Tuesday, June 5, 2012

Greetings, dear Readers,

It gives me great pleasure to announce the publication of my new book.  Here is the catalog entry by Edition Axel Menges at axelmenges.de:


Champagne Regained
U.S. Publication date:  mid-November 2012

Within the last millennium France’s Champagne region has ascended two stunning pinnacles of fame and fortune with a long, deep gorge between them.  In this book Jacqueline Widmar Stewart traces the history and culture of its highly varied past to its remarkable present.  More than 100 color photographs provide a visual perspective, especially to events and occurrences tied with specific locales.

The beauty of Champagne’s medieval buildings evidence a time of great opulence and artistry.  Today the bustle and vigor of the area’s hubs attest to the immense success of the modern champagne trade.  Generally speaking, however, less attention tends to focus on the tenor of the times between two eras.  Undeniably the deleterious effects from the periods that followed Champagne’s medieval golden age render recent accomplishments all the more impressive.
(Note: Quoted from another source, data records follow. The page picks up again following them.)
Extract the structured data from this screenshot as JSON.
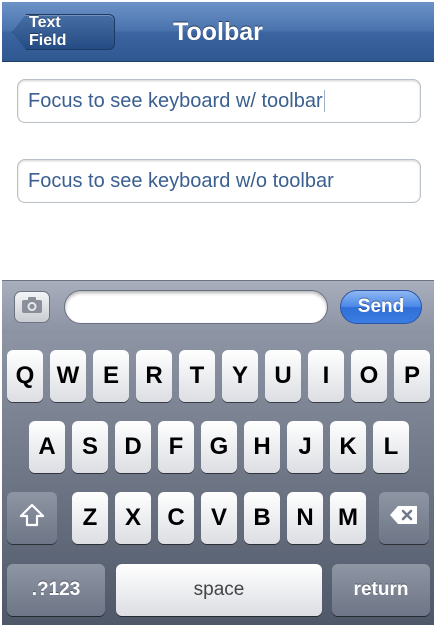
{
  "navbar": {
    "back_label": "Text Field",
    "title": "Toolbar"
  },
  "fields": [
    {
      "text": "Focus to see keyboard w/ toolbar"
    },
    {
      "text": "Focus to see keyboard w/o toolbar"
    }
  ],
  "toolbar": {
    "camera_icon": "camera-icon",
    "input_value": "",
    "send_label": "Send"
  },
  "keyboard": {
    "row1": [
      "Q",
      "W",
      "E",
      "R",
      "T",
      "Y",
      "U",
      "I",
      "O",
      "P"
    ],
    "row2": [
      "A",
      "S",
      "D",
      "F",
      "G",
      "H",
      "J",
      "K",
      "L"
    ],
    "row3": [
      "Z",
      "X",
      "C",
      "V",
      "B",
      "N",
      "M"
    ],
    "shift_icon": "shift-icon",
    "delete_icon": "delete-icon",
    "numbers_label": ".?123",
    "space_label": "space",
    "return_label": "return"
  }
}
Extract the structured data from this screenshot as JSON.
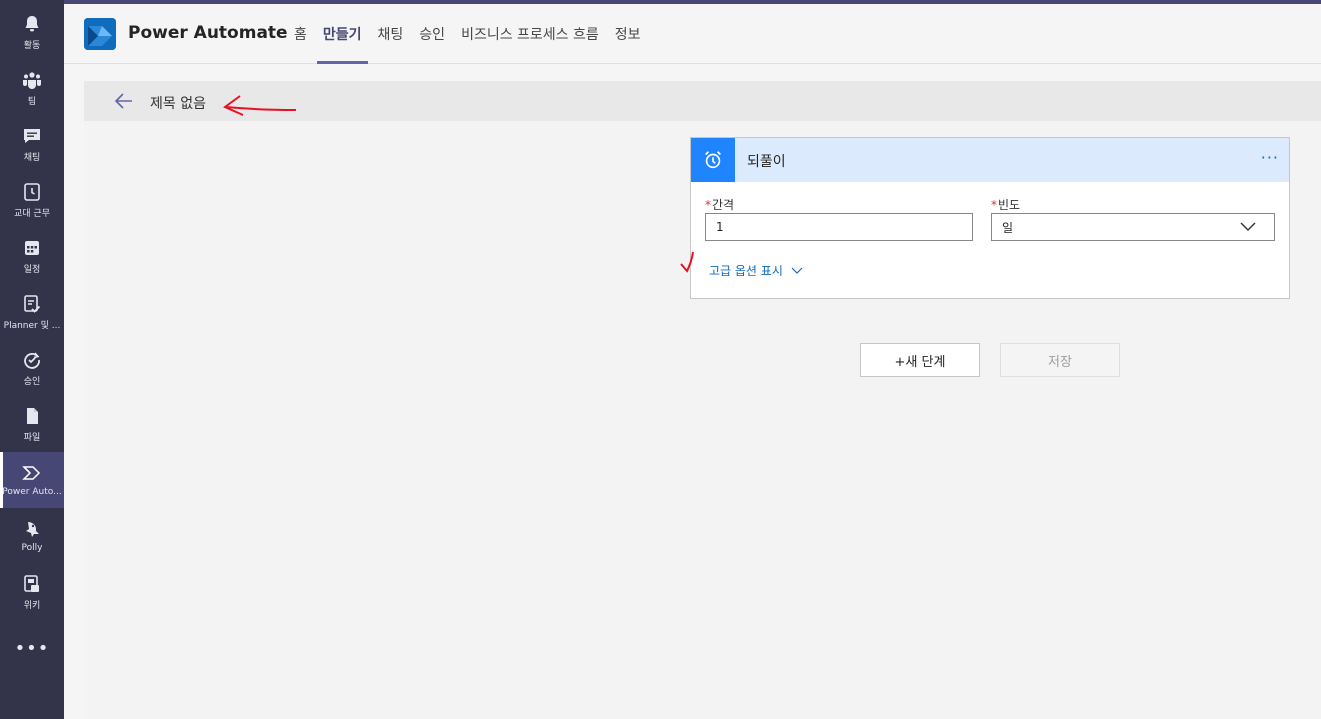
{
  "rail": {
    "items": [
      {
        "label": "활동",
        "icon": "bell-icon"
      },
      {
        "label": "팀",
        "icon": "teams-icon"
      },
      {
        "label": "채팅",
        "icon": "chat-icon"
      },
      {
        "label": "교대 근무",
        "icon": "clock-icon"
      },
      {
        "label": "일정",
        "icon": "calendar-icon"
      },
      {
        "label": "Planner 및 ...",
        "icon": "planner-icon"
      },
      {
        "label": "승인",
        "icon": "approvals-icon"
      },
      {
        "label": "파일",
        "icon": "file-icon"
      },
      {
        "label": "Power Auto...",
        "icon": "power-automate-icon",
        "active": true
      },
      {
        "label": "Polly",
        "icon": "polly-icon"
      },
      {
        "label": "위키",
        "icon": "wiki-icon"
      }
    ],
    "more_label": "•••"
  },
  "app": {
    "title": "Power Automate",
    "tabs": [
      {
        "label": "홈"
      },
      {
        "label": "만들기",
        "active": true
      },
      {
        "label": "채팅"
      },
      {
        "label": "승인"
      },
      {
        "label": "비즈니스 프로세스 흐름"
      },
      {
        "label": "정보"
      }
    ]
  },
  "flow": {
    "title": "제목 없음"
  },
  "trigger": {
    "title": "되풀이",
    "more": "···",
    "required_mark": "*",
    "interval_label": "간격",
    "interval_value": "1",
    "frequency_label": "빈도",
    "frequency_value": "일",
    "advanced_label": "고급 옵션 표시"
  },
  "actions": {
    "new_step": "+새 단계",
    "save": "저장"
  },
  "colors": {
    "rail_bg": "#33344a",
    "accent": "#6264a7",
    "card_header": "#dbeafc",
    "trigger_icon_bg": "#1f85ff",
    "link": "#0f6cbd",
    "annotation": "#e81123"
  }
}
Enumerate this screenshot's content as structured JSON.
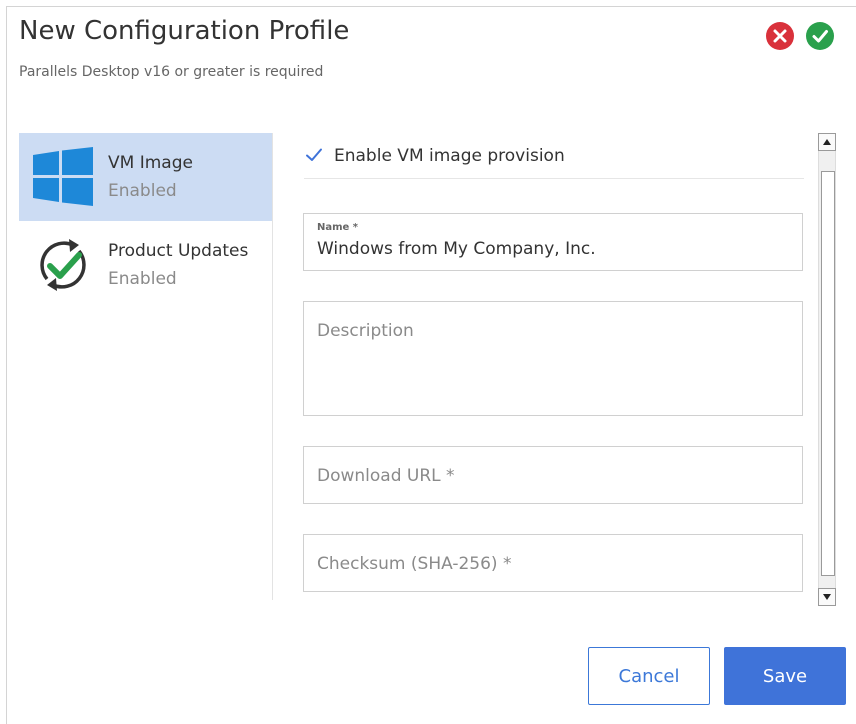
{
  "dialog": {
    "title": "New Configuration Profile",
    "subtitle": "Parallels Desktop v16 or greater is required"
  },
  "sidebar": {
    "items": [
      {
        "label": "VM Image",
        "status": "Enabled",
        "icon": "windows-logo-icon",
        "active": true
      },
      {
        "label": "Product Updates",
        "status": "Enabled",
        "icon": "update-check-icon",
        "active": false
      }
    ]
  },
  "form": {
    "enable_label": "Enable VM image provision",
    "enable_checked": true,
    "name": {
      "label": "Name *",
      "value": "Windows from My Company, Inc."
    },
    "description": {
      "placeholder": "Description"
    },
    "download_url": {
      "placeholder": "Download URL *"
    },
    "checksum": {
      "placeholder": "Checksum (SHA-256) *"
    }
  },
  "footer": {
    "cancel_label": "Cancel",
    "save_label": "Save"
  },
  "colors": {
    "primary": "#3f73d9",
    "close": "#d9313b",
    "ok": "#2aa04c",
    "active_item": "#ccdcf3"
  }
}
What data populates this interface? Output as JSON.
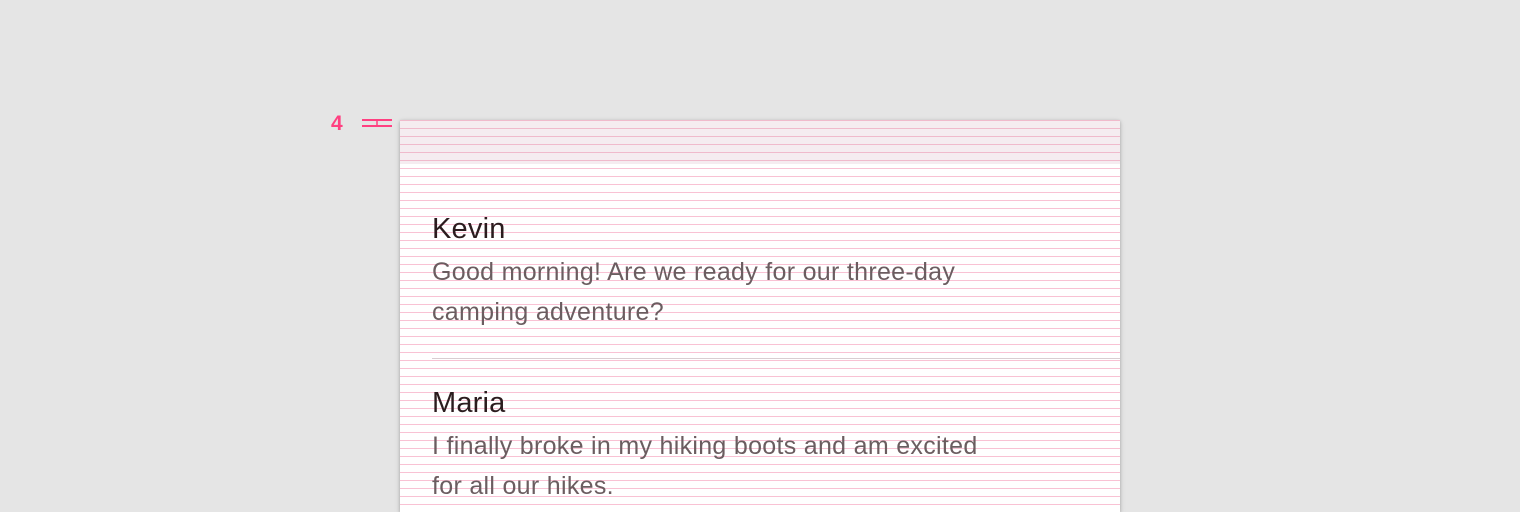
{
  "spec": {
    "spacing_label": "4"
  },
  "colors": {
    "accent": "#ff4081",
    "grid_line": "#f48fb1",
    "name_text": "#2b1c1e",
    "message_text": "#6b5d60",
    "background": "#e5e5e5"
  },
  "list": {
    "items": [
      {
        "name": "Kevin",
        "message": "Good morning! Are we ready for our three-day camping adventure?"
      },
      {
        "name": "Maria",
        "message": "I finally broke in my hiking boots and am excited for all our hikes."
      }
    ]
  }
}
Nothing less than a tornado of ill winds swept the northeastern zone of France from its esteemed position in Europe and plunged it into fate’s dark abyss where it remained for hundreds for years while misfortune reigned.  The rebound of the Champagne region has come from a most improbable place with an even less likely cast of characters responsible for its immense successes.

The elegance, the exuberance, the mystique – elements now synonymous with champagne – developed through the union of art and craft with science and savvy.   Additionally, the process of champagne making - including the types of grapes, the terroirs, the crus, the development of the appellation system and other factors necessary for the designation “champagne” to be used on the label - are discussed in the book.  The author also looks at two regional parks in today’s Champagne region and the important, continuing role they play in the look, feel and function of the area. 

Since high-school days in Indiana, French language and literature have held a fascination for Jacqueline Widmar Stewart, who studied at the University of Colorado as an undergraduate, gained her Master of Arts degree in French at the University of Michigan and earned her Juris Doctorate at Stanford University in Palo Alto, California.

All of the author’s books celebrate triumphs in conservation. In 2011 Edition Axel Menges issued her third book, Parks and Gardens in Greater Paris.  Her second book Finding Slovenia: A Guide to Old Europe’s New Country, published by Mladinska knjiga in Ljubljana, concerns the history and culture of her grandparents’ homeland.  Her first, The Glaciers’ Treasure Trove:  A Field Guide to the Lake Michigan Riviera, explores the geologic and philanthropic history of the five parks at the southern tip of Lake Michigan near Chicago, including the National Lakeshore.